\section{INTRODUCTION}
Understanding how human perceive objects is essential in many areas from machine learning \citep{hu2015deep, hsieh2017collaborative} to psychology \citep{cao2013similarity, roads2019obtaining} and policy learning \citep{liu2021deep}. Learning representations over objects that reflects similarities and dissimilarities on human perception is key to this understanding. Metric learning is the study of learning such a distance function that represents similarities and dissimilarities among objects. This is particularly useful in computer vision applications such as image retrieval \citep{hoi2010semi, yao2020adaptive} and face recognition \citep{guillaumin2009you, cao2013similarity}, and recommendation systems \citep{zhang2019next, wu2020effective}, where the notion of similarity plays a central role on the performance. Comparative judgments over objects has been widely used as a powerful tool in those applications and many others to understand similarities and dissimilarities. In this paper, we provide a theoretical foundation to the task of metric learning from triplet comparisons in the form of \textit{“is item h more similar to item i or to item j?”} (see Figure \ref{fig:triplets} for an example triplet comparison query for Food-100 dataset \cite{wilber2014cost}). We aim to learn a metric that predicts triplet comparisons as well as possible by learning a distance function. Let $\bx\in\mathbb{R}^d$ be the representation of objects. We are given a random set of triplet comparisons in the form of 
\begin{eqnarray*}
    \text{sign}(\text{dist}^2(\bm{x}_h,\bm{x}_i)-\text{dist}^2(\bm{x}_h,\bm{x}_j)),
\end{eqnarray*}
which compare relative distances between a head item $\bx_h$ to two alternates $\bx_i, \bx_j$. As an example, items may be images of products sold in an online marketplace and the features $\bx_i$ could either be constructed from metadata about each product or extracted automatically from the image via a neural network. As human judgments are complex and involve higher order interactions of features, we seek a sufficiently expressive family of distance metrics to model these judgments. Hence we consider learning a nonlinear metric represented with a kernelized setting. 

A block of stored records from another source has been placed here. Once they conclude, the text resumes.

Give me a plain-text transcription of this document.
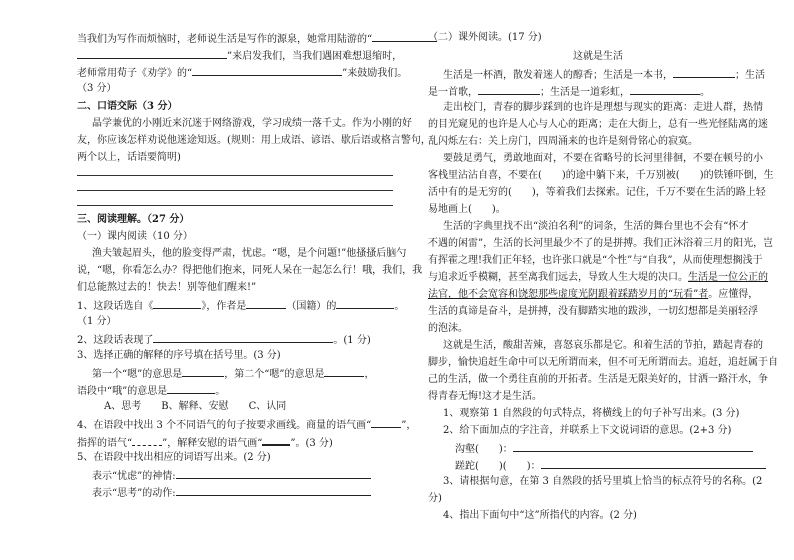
当我们为写作而烦恼时，老师说生活是写作的源泉，她常用陆游的“
”来启发我们，当我们遇困难想退缩时，
老师常用荀子《劝学》的“	”来鼓励我们。
（3 分）
二、口语交际（3 分）
晶学兼优的小刚近来沉迷于网络游戏，学习成绩一落千丈。作为小刚的好
友，你应该怎样劝说他迷途知返。(规则：用上成语、谚语、歇后语或格言警句，
两个以上，话语要简明)
三、阅读理解。（27 分）
（一）课内阅读（10 分）
渔夫皱起眉头，他的脸变得严肃，忧虑。“嗯，是个问题!”他搔搔后脑勺
说，“嗯，你看怎么办？得把他们抱来，同死人呆在一起怎么行！哦，我们，我
们总能熬过去的！快去！别等他们醒来!”
1、这段话选自《	》，作者是	（国籍）的	。
（1 分）
2、这段话表现了	。(1 分)
3、选择正确的解释的序号填在括号里。(3 分)
第一个“嗯”的意思是	，第二个“嗯”的意思是	，
语段中“哦”的意思是	。
A、思考　　B、解释、安慰　　C、认同
4、在语段中找出 3 个不同语气的句子按要求画线。商量的语气画“	”，
指挥的语气“	”，解释安慰的语气画“	”。(3 分)
5、在语段中找出相应的词语写出来。(2 分)
表示“忧虑”的神情:
表示“思考”的动作:
（二）课外阅读。(17 分)
这就是生活
生活是一杯酒，散发着迷人的醇香；生活是一本书，	；生活
是一首歌，	；生活是一道彩虹，	。
走出校门，青春的脚步踩到的也许是理想与现实的距离：走进人群，热情
的目光窥见的也许是人心与人心的距离；走在大街上，总有一些光怪陆离的迷
乱闪烁左右：关上房门，四周涌来的也许是刻骨铭心的寂寞。
要鼓足勇气，勇敢地面对，不要在省略号的长河里徘徊，不要在顿号的小
客栈里沾沾自喜，不要在( )的途中躺下来，千万别被( )的铁锤吓倒，生
活中有的是无穷的( )，等着我们去探索。记住，千万不要在生活的路上轻
易地画上(　　)。
生活的字典里找不出“淡泊名利”的词条，生活的舞台里也不会有“怀才
不遇的闲雷”，生活的长河里最少不了的是拼搏。我们正沐浴着三月的阳光，岂
有挥霍之理!我们正年轻，也许张口就是“个性”与“自我”，从而使理想搁浅于
与追求近乎模糊，甚至离我们远去，导致人生大堤的决口。生活是一位公正的
法官，他不会宽容和饶恕那些虚度光阴跟着踩踏岁月的“玩看”者。应懂得，
生活的真谛是奋斗，是拼搏，没有脚踏实地的跋涉，一切幻想都是美丽轻浮
的泡沫。
这就是生活，酸甜苦辣，喜怒哀乐都是它。和着生活的节拍，踏起青春的
脚步，愉快追赶生命中可以无所谓而来，但不可无所谓而去。追赶，追赶属于自
己的生活，做一个勇往直前的开拓者。生活是无限美好的，甘洒一路汗水，争
得青春无悔!这才是生活。
1、观察第 1 自然段的句式特点，将横线上的句子补写出来。(3 分)
2、给下面加点的字注音，并联系上下文说词语的意思。(2+3 分)
沟壑(　　)：
蹉跎(　　)(　　)：
3、请根据句意，在第 3 自然段的括号里填上恰当的标点符号的名称。(2
分)
4、指出下面句中“这”所指代的内容。(2 分)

In the special case of a linear kernel, it corresponds to learning the Mahalanobis metric represented by a positive semidefinite matrix $\Mb$.
\iffalse
a triplet query for given objects $(\bm{x}_h, \bm{x}_i, \bm{x}_j)$ can be written as
\begin{eqnarray*}
 y_{t_{\{h,i,j\}}}= \text{sign}\left( \|\bm{x}_h-\bm{x}_i\|^2_{\textbf{M}}-\|\bm{x}_h-\bm{x}_j\|^2_{\textbf{M}} \right)
\end{eqnarray*}
where $y_{t_{\{h,i,j\}}}$ denotes the query result  for triplet $t_{\{h,i,j\}}$. 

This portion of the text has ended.